Abstract
The recent unconventional oil and gas development boom, better known as the “fracking” boom, is rapidly transforming communities from California to New York. Substantial scholarly attention has focused on state and federal fracking regulations, but little has focused on local regulations. Articles that have addressed local government regulation have generally considered only whether local governments can regulate fracking, and not how they should do so.
But while scholars continue to debate which level of government should regulate fracking, local governments nationwide have already begun enacting regulations. Accordingly, this Article explores how local governments may regulate fracking under state preemption law, using Colorado as a case study. Colorado has a longstanding legal framework for local government oil and gas regulation due to the industry’s continuous presence in the state prior to the recent fracking boom. Some eastern states have recently adopted Colorado’s approach. But lingering questions remain about the details of local authority, and conflict is brewing as many local governments begin to regulate fracking in their communities.

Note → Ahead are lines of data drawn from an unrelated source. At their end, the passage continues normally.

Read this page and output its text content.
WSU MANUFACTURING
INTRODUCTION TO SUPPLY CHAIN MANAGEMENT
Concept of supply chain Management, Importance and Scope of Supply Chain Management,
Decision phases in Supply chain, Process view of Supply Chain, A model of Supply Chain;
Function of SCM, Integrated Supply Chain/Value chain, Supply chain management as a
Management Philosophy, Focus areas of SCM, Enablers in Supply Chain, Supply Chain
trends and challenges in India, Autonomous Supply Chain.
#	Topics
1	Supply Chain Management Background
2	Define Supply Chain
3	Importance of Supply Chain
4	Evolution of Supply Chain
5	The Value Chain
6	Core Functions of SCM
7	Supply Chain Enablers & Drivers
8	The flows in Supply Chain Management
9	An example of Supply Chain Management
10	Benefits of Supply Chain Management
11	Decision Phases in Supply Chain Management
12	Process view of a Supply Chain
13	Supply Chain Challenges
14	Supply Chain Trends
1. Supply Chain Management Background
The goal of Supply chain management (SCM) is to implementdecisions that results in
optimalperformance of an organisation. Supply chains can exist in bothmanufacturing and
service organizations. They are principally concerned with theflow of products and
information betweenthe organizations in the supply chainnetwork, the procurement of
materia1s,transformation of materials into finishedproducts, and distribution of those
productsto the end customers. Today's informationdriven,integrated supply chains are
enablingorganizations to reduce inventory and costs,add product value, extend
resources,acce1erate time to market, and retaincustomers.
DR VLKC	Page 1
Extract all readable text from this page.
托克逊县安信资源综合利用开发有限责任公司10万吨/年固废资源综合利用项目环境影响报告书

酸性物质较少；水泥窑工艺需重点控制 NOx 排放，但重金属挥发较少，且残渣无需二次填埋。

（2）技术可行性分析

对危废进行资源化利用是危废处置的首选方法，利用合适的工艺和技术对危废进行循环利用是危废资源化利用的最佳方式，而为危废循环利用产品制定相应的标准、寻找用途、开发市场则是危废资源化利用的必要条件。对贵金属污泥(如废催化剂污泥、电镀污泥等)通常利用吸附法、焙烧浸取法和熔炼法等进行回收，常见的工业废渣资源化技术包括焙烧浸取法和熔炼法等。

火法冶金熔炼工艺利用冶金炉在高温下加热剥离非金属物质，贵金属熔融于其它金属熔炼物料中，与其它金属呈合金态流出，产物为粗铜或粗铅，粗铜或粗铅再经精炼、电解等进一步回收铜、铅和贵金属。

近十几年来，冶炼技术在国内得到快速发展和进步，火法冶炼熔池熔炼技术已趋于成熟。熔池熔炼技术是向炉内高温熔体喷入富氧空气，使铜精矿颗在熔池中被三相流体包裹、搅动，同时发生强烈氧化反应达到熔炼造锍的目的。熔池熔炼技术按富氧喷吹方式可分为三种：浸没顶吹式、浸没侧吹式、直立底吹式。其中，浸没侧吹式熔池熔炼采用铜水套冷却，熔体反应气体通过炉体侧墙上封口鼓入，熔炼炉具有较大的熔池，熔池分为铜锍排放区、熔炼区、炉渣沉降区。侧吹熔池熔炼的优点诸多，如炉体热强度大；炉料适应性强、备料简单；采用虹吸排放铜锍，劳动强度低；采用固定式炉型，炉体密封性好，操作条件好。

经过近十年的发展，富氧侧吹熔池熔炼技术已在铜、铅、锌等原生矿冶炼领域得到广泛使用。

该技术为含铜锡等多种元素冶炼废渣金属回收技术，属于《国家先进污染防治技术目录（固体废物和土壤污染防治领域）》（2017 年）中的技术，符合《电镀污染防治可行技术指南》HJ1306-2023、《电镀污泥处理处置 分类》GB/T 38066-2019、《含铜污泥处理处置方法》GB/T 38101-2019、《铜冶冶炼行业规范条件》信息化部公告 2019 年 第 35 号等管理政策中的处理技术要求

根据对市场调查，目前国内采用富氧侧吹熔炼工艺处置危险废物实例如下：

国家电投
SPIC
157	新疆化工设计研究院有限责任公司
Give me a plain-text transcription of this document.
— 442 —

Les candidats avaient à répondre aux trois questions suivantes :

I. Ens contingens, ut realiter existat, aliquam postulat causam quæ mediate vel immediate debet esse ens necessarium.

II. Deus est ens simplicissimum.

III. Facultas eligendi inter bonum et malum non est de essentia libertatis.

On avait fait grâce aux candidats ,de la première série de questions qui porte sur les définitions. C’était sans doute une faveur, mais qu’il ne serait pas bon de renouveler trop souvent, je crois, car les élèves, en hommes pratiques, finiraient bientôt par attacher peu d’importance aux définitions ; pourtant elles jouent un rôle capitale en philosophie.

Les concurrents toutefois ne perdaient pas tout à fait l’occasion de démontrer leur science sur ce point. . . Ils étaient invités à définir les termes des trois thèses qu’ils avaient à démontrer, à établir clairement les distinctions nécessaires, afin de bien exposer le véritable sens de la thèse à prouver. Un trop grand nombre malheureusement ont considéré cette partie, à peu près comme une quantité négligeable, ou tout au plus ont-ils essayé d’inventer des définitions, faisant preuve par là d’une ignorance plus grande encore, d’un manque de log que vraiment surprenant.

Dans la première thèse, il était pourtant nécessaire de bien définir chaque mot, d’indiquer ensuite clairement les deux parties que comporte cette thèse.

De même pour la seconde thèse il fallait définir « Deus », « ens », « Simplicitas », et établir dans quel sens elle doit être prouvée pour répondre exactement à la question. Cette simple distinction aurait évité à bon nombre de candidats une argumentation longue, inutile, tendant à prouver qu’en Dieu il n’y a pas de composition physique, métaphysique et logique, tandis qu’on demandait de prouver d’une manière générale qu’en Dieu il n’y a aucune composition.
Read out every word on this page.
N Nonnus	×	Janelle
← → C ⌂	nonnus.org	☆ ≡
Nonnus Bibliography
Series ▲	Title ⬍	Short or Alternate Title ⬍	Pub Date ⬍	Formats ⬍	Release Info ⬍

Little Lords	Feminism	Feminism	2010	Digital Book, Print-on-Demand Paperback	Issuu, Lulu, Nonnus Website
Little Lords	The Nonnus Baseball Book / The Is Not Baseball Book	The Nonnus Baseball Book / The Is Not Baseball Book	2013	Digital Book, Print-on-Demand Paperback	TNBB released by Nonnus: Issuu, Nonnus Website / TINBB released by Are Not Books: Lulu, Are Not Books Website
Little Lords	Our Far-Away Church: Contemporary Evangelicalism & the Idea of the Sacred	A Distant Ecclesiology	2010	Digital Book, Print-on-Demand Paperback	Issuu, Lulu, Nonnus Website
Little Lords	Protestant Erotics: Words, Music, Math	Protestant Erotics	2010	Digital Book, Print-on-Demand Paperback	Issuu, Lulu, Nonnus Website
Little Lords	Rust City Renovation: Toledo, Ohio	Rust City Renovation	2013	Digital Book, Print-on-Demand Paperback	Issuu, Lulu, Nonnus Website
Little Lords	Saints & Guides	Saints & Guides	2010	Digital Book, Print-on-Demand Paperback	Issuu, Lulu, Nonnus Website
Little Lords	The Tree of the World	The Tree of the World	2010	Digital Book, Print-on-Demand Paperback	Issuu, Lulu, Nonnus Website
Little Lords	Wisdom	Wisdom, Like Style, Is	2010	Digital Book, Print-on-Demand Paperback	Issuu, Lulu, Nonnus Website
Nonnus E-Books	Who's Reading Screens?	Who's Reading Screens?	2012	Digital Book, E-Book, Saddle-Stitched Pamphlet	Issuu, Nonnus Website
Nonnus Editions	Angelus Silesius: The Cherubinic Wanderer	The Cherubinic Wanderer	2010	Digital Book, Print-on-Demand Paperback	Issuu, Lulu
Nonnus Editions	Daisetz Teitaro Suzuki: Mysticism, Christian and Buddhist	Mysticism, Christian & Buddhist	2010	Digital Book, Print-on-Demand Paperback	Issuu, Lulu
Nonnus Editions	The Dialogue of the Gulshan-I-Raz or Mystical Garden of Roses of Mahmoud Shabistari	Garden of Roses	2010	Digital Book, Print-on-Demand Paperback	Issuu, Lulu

This Article addresses how the fracking boom uniquely challenges local governments, local governments’ regulatory authority under Colorado law, and how they can approach regulation in a manner most likely to survive judicial review. It begins by explaining fracking’s socioeconomic and environmental impacts, focusing on impacts in rural Western communities. It emphasizes fracking’s socioeconomic impacts, which have been largely overlooked by other legal scholarship, yet constitute the strongest ground for local government regulation. The Article then addresses the legal basis for local government fracking regulation under Colorado law. It highlights that Colorado local governments, especially home rule municipalities, enjoy broad authority over land use matters. Next, the Article critically examines four frameworks for local government regulation — guides published by two organizations, and ordinances already enacted in several Colorado cities. It concludes by advocating that Colorado local governments regulate the fracking boom through land use ordinances targeting the boom’s socioeconomic impacts, rather than ordinances that directly regulate fracking or target the fracking boom’s environmental impacts.